Sunday, June 11, 2017

Dr. Jekyll and Mr. Hyde (1941) [NR] ***

A film review by Tyler Foster for on Oct. 7, 2009.

The 1941 version of Dr. Jekyll and Mr. Hyde is 30 minutes of a great movie, followed by an hour of disappointment and capped by 20 minutes of pure agony and a slightly-less-painful end. I really enjoyed Spencer Tracy's Dr. Jekyll, who's all charm and a light sense of humor. I also liked the rough-edged charm of Ingrid Bergman as a popular barmaid named Ivy, who practically falls all over herself trying to romance Dr. Jekyll. Unfortunately, Tracy also portrays Mr. Hyde, a horrible miscalculation of makeup, wigs and performance that kills the movie's momentum. By most accounts, the 1931 version with Frederic March is better because the actor gives a more terrifying performance as Hyde; it's too bad the films couldn't magically be merged, given how likable Tracy's Dr. Jekyll is.

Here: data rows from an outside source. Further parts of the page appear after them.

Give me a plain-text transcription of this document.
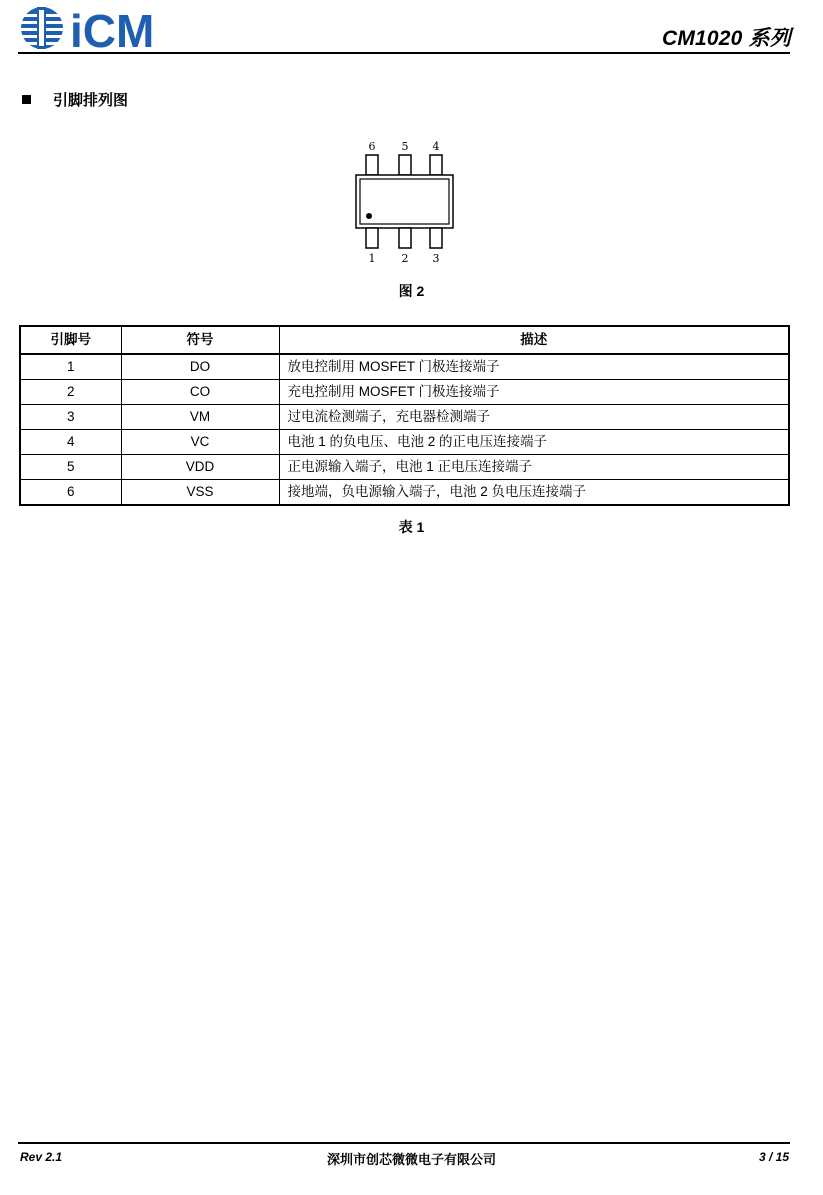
iCM	CM1020 系列
引脚排列图
6 5 4
1 2 3
图 2
引脚号	符号	描述
1	DO	放电控制用 MOSFET 门极连接端子
2	CO	充电控制用 MOSFET 门极连接端子
3	VM	过电流检测端子，充电器检测端子
4	VC	电池 1 的负电压、电池 2 的正电压连接端子
5	VDD	正电源输入端子，电池 1 正电压连接端子
6	VSS	接地端，负电源输入端子，电池 2 负电压连接端子
表 1
Rev 2.1	深圳市创芯微微电子有限公司	3 / 15
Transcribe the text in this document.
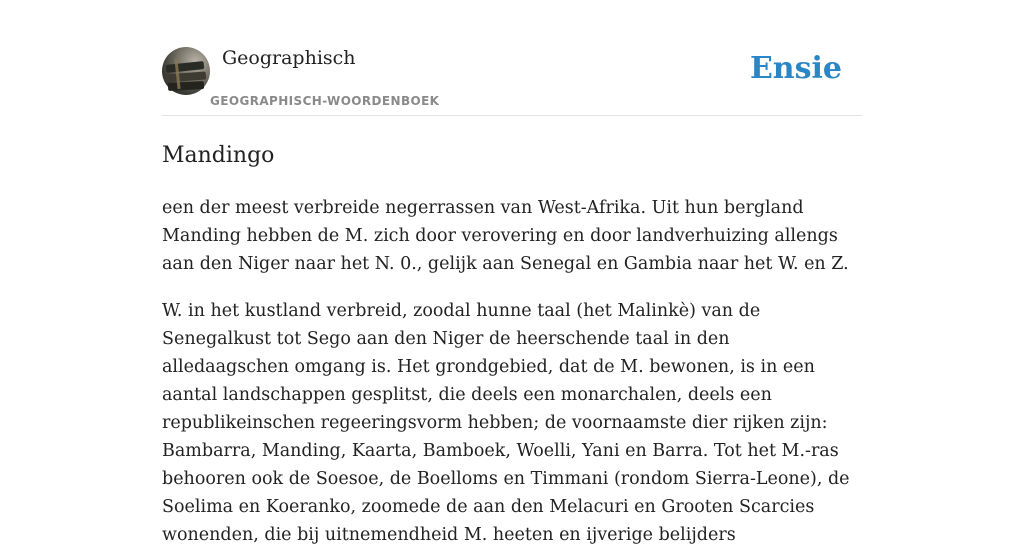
Geographisch
GEOGRAPHISCH-WOORDENBOEK
Ensie
Mandingo

een der meest verbreide negerrassen van West-Afrika. Uit hun bergland Manding hebben de M. zich door verovering en door landverhuizing allengs aan den Niger naar het N. 0., gelijk aan Senegal en Gambia naar het W. en Z.

W. in het kustland verbreid, zoodal hunne taal (het Malinkè) van de Senegalkust tot Sego aan den Niger de heerschende taal in den alledaagschen omgang is. Het grondgebied, dat de M. bewonen, is in een aantal landschappen gesplitst, die deels een monarchalen, deels een republikeinschen regeeringsvorm hebben; de voornaamste dier rijken zijn: Bambarra, Manding, Kaarta, Bamboek, Woelli, Yani en Barra. Tot het M.-ras behooren ook de Soesoe, de Boelloms en Timmani (rondom Sierra-Leone), de Soelima en Koeranko, zoomede de aan den Melacuri en Grooten Scarcies wonenden, die bij uitnemendheid M. heeten en ijverige belijders
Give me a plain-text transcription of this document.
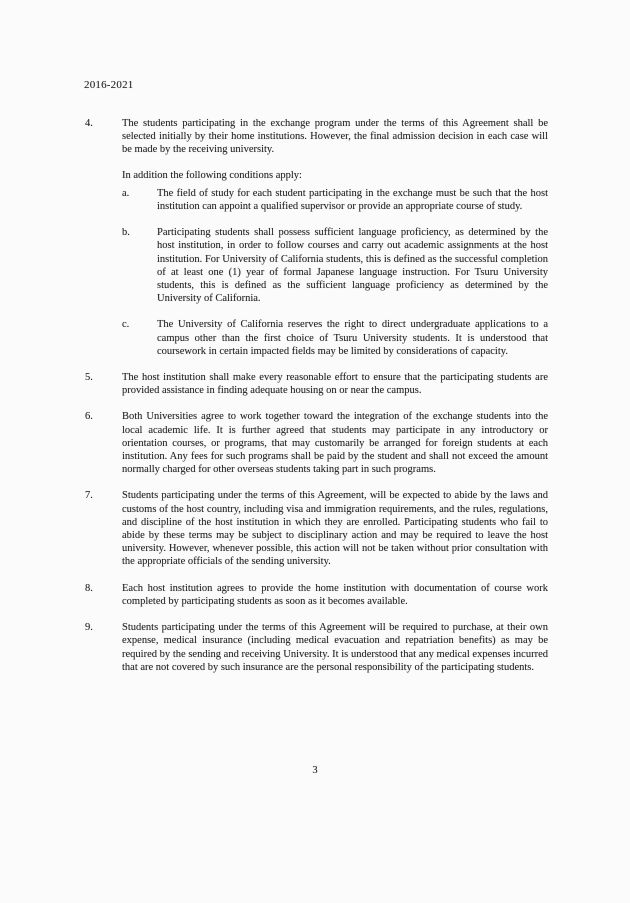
2016-2021
4.	The students participating in the exchange program under the terms of this Agreement shall be selected initially by their home institutions. However, the final admission decision in each case will be made by the receiving university.

In addition the following conditions apply:

a.	The field of study for each student participating in the exchange must be such that the host institution can appoint a qualified supervisor or provide an appropriate course of study.

b.	Participating students shall possess sufficient language proficiency, as determined by the host institution, in order to follow courses and carry out academic assignments at the host institution. For University of California students, this is defined as the successful completion of at least one (1) year of formal Japanese language instruction. For Tsuru University students, this is defined as the sufficient language proficiency as determined by the University of California.

c.	The University of California reserves the right to direct undergraduate applications to a campus other than the first choice of Tsuru University students. It is understood that coursework in certain impacted fields may be limited by considerations of capacity.

5.	The host institution shall make every reasonable effort to ensure that the participating students are provided assistance in finding adequate housing on or near the campus.

6.	Both Universities agree to work together toward the integration of the exchange students into the local academic life. It is further agreed that students may participate in any introductory or orientation courses, or programs, that may customarily be arranged for foreign students at each institution. Any fees for such programs shall be paid by the student and shall not exceed the amount normally charged for other overseas students taking part in such programs.

7.	Students participating under the terms of this Agreement, will be expected to abide by the laws and customs of the host country, including visa and immigration requirements, and the rules, regulations, and discipline of the host institution in which they are enrolled. Participating students who fail to abide by these terms may be subject to disciplinary action and may be required to leave the host university. However, whenever possible, this action will not be taken without prior consultation with the appropriate officials of the sending university.

8.	Each host institution agrees to provide the home institution with documentation of course work completed by participating students as soon as it becomes available.

9.	Students participating under the terms of this Agreement will be required to purchase, at their own expense, medical insurance (including medical evacuation and repatriation benefits) as may be required by the sending and receiving University. It is understood that any medical expenses incurred that are not covered by such insurance are the personal responsibility of the participating students.

3
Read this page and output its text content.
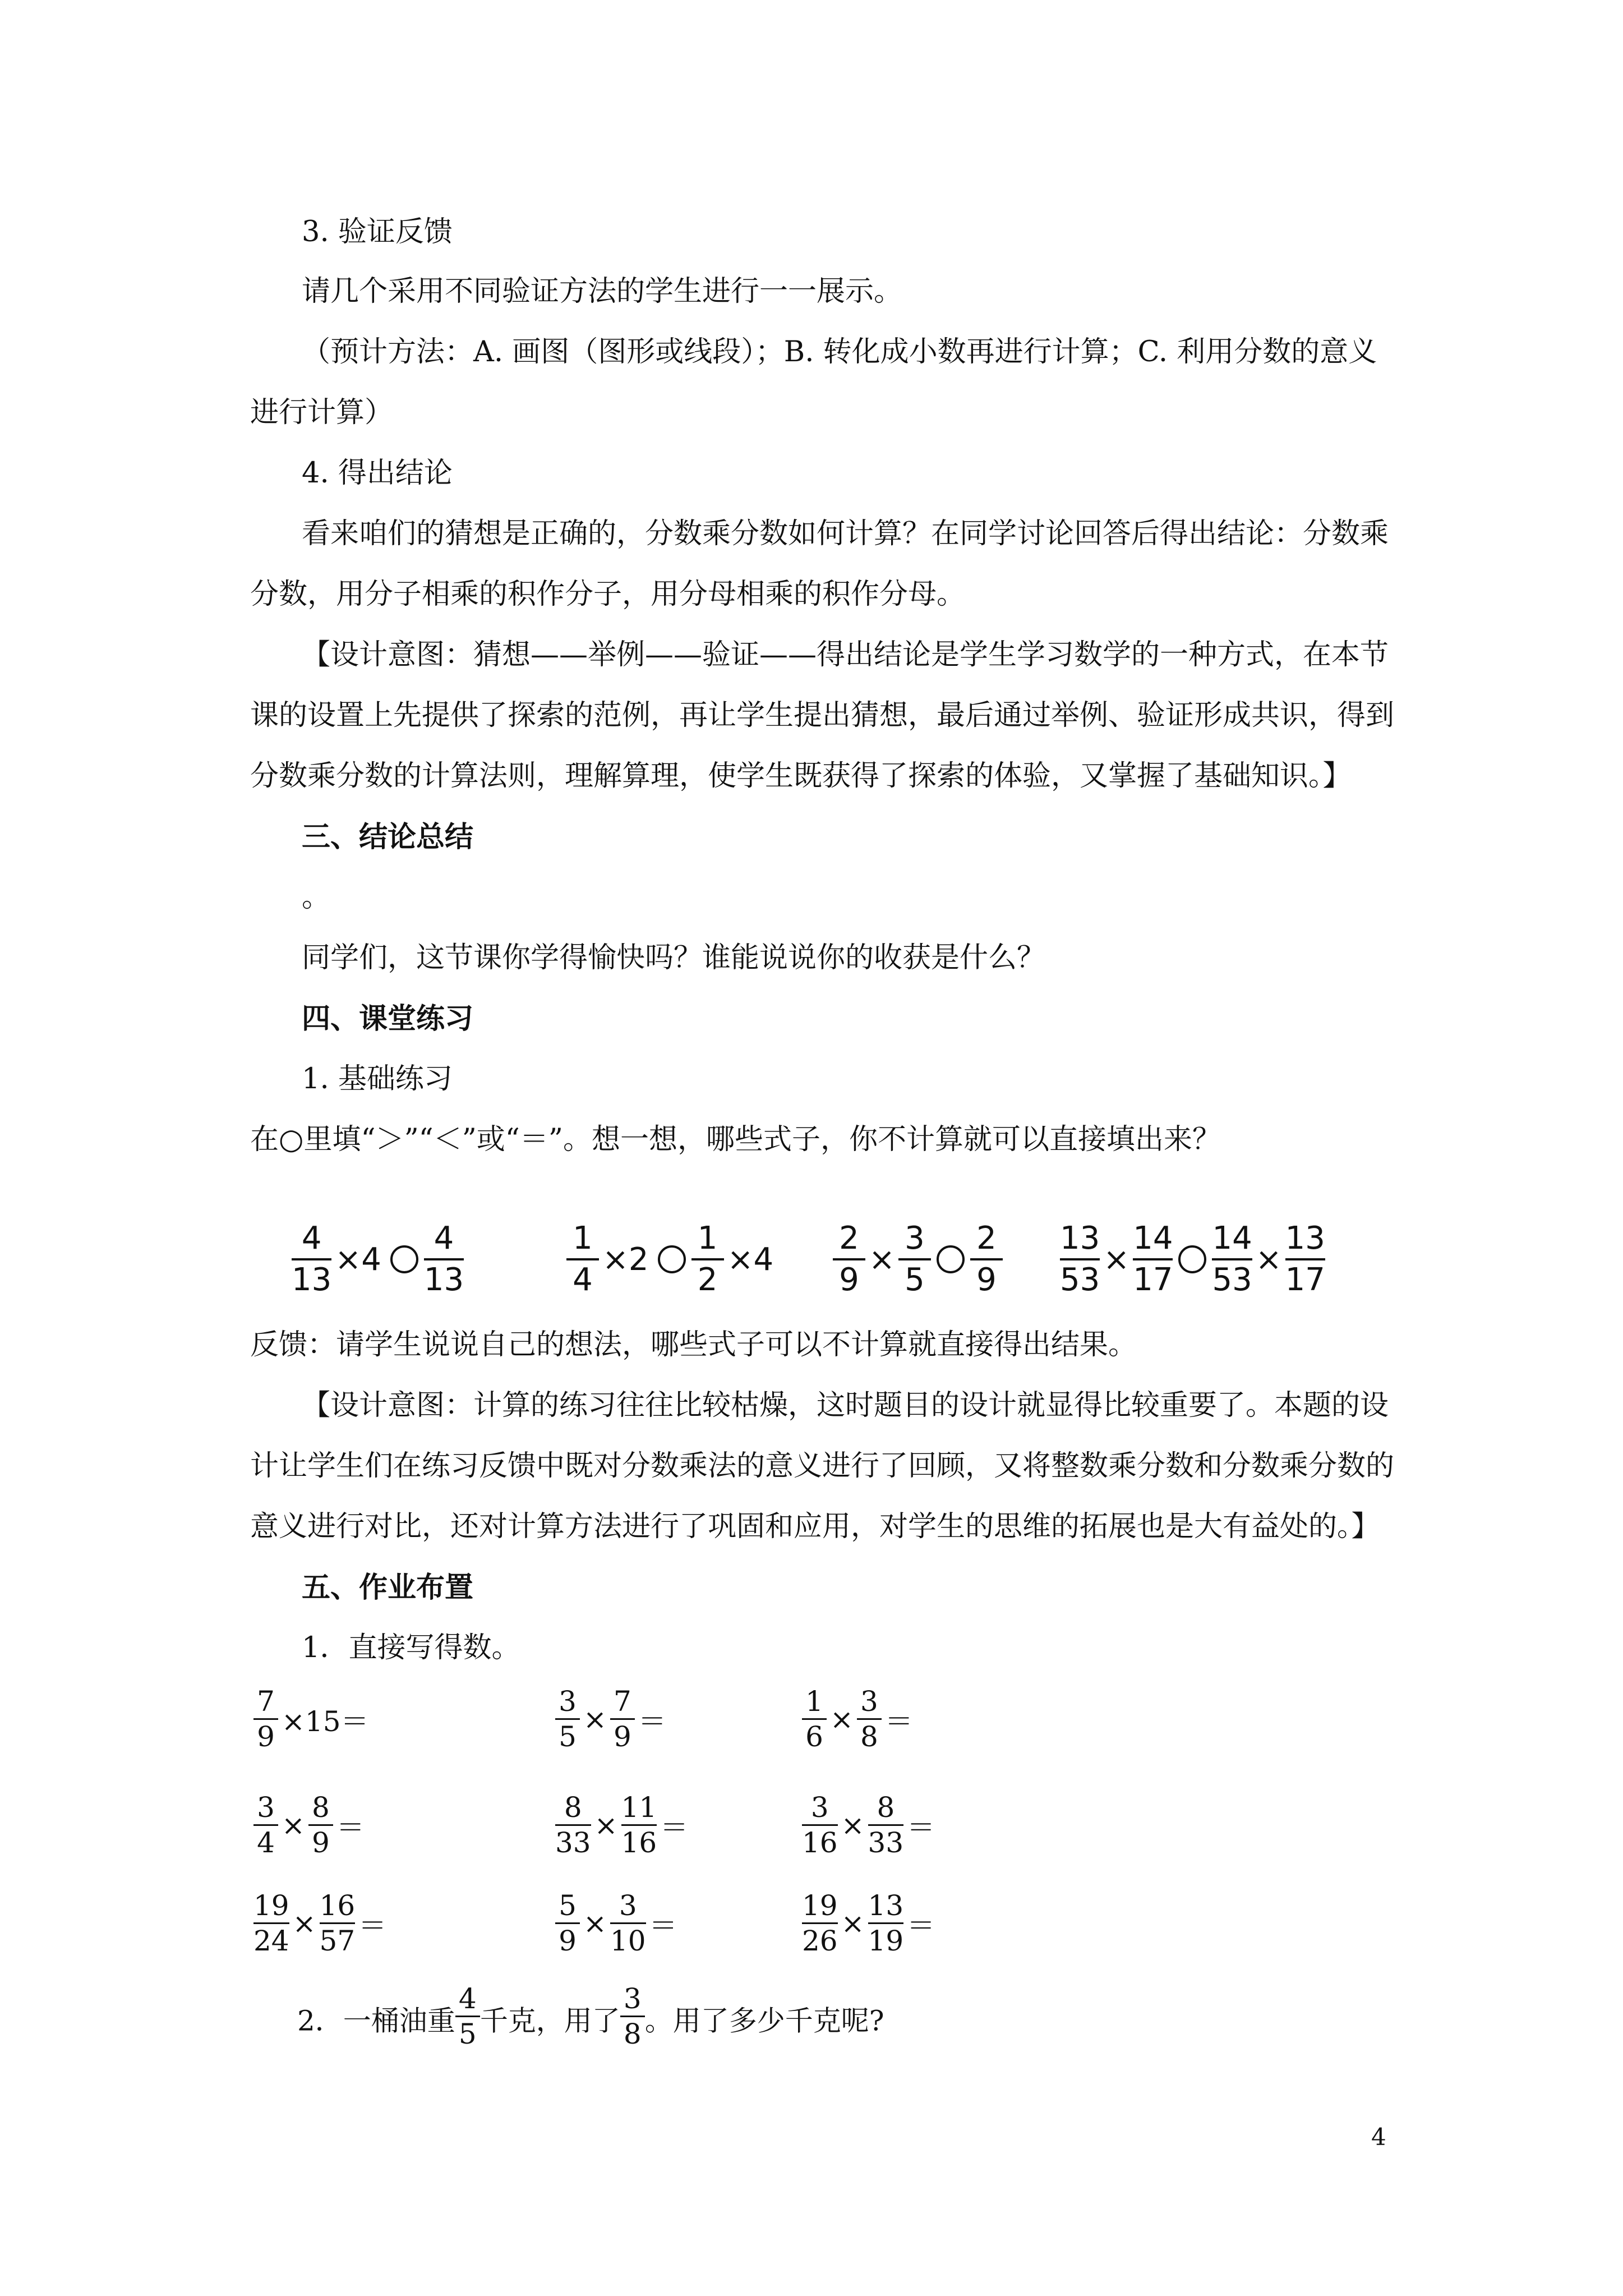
3. 验证反馈
请几个采用不同验证方法的学生进行一一展示。
（预计方法：A. 画图（图形或线段）；B. 转化成小数再进行计算；C. 利用分数的意义
进行计算）
4. 得出结论
看来咱们的猜想是正确的，分数乘分数如何计算？在同学讨论回答后得出结论：分数乘
分数，用分子相乘的积作分子，用分母相乘的积作分母。
【设计意图：猜想——举例——验证——得出结论是学生学习数学的一种方式，在本节
课的设置上先提供了探索的范例，再让学生提出猜想，最后通过举例、验证形成共识，得到
分数乘分数的计算法则，理解算理，使学生既获得了探索的体验，又掌握了基础知识。】
三、结论总结
。
同学们，这节课你学得愉快吗？谁能说说你的收获是什么？
四、课堂练习
1. 基础练习
在○里填“＞”“＜”或“＝”。想一想，哪些式子，你不计算就可以直接填出来？
$\frac{4}{13} \times 4 \frac{4}{13}$	$\frac{1}{4} \times 2 \frac{1}{2} \times 4 \frac{2}{9} \times \frac{3}{5} \frac{2}{9} \frac{13}{53} \times \frac{14}{17} \frac{14}{53} \times \frac{13}{17}$
反馈：请学生说说自己的想法，哪些式子可以不计算就直接得出结果。
【设计意图：计算的练习往往比较枯燥，这时题目的设计就显得比较重要了。本题的设
计让学生们在练习反馈中既对分数乘法的意义进行了回顾，又将整数乘分数和分数乘分数的
意义进行对比，还对计算方法进行了巩固和应用，对学生的思维的拓展也是大有益处的。】
五、作业布置
1．直接写得数。
$\frac{7}{9} \times 15=$	$\frac{3}{5} \times \frac{7}{9}$ ＝	$\frac{1}{6} \times \frac{3}{8}$ ＝
$\frac{3}{4} \times \frac{8}{9}$ ＝	$\frac{8}{33} \times \frac{11}{16}$ ＝	$\frac{3}{16} \times \frac{8}{33}$ ＝
$\frac{19}{24} \times \frac{16}{57}$ ＝	$\frac{5}{9} \times \frac{3}{10}$ ＝	$\frac{19}{26} \times \frac{13}{19}$ ＝
2．一桶油重 $\frac{4}{5}$ 千克，用了 $\frac{3}{8}$ 。用了多少千克呢?
4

Tracy's transformation also ruins Bergman's character, who changes wildly from a fighter to a helpless victim, sometimes within the same scene, not to mention the fact that it's just depressing to watch her spirit break whenever Hyde appears. I appreciated the occasional directorial or cinematographic flourish (like Hyde bounding across a room to grab Ivy and the subsequent shot of her backing away) and some of the foggy street scenes, but I was bored to death having to watch the laborious fade-in transformation of Jekyll to Hyde, which actually insists upon happening twice within five minutes at the very end. Still, the worst crime the film commits is that middle hour; the movie refuses to let the viewer give up, allowing just enough hope that the film might right itself at any minute.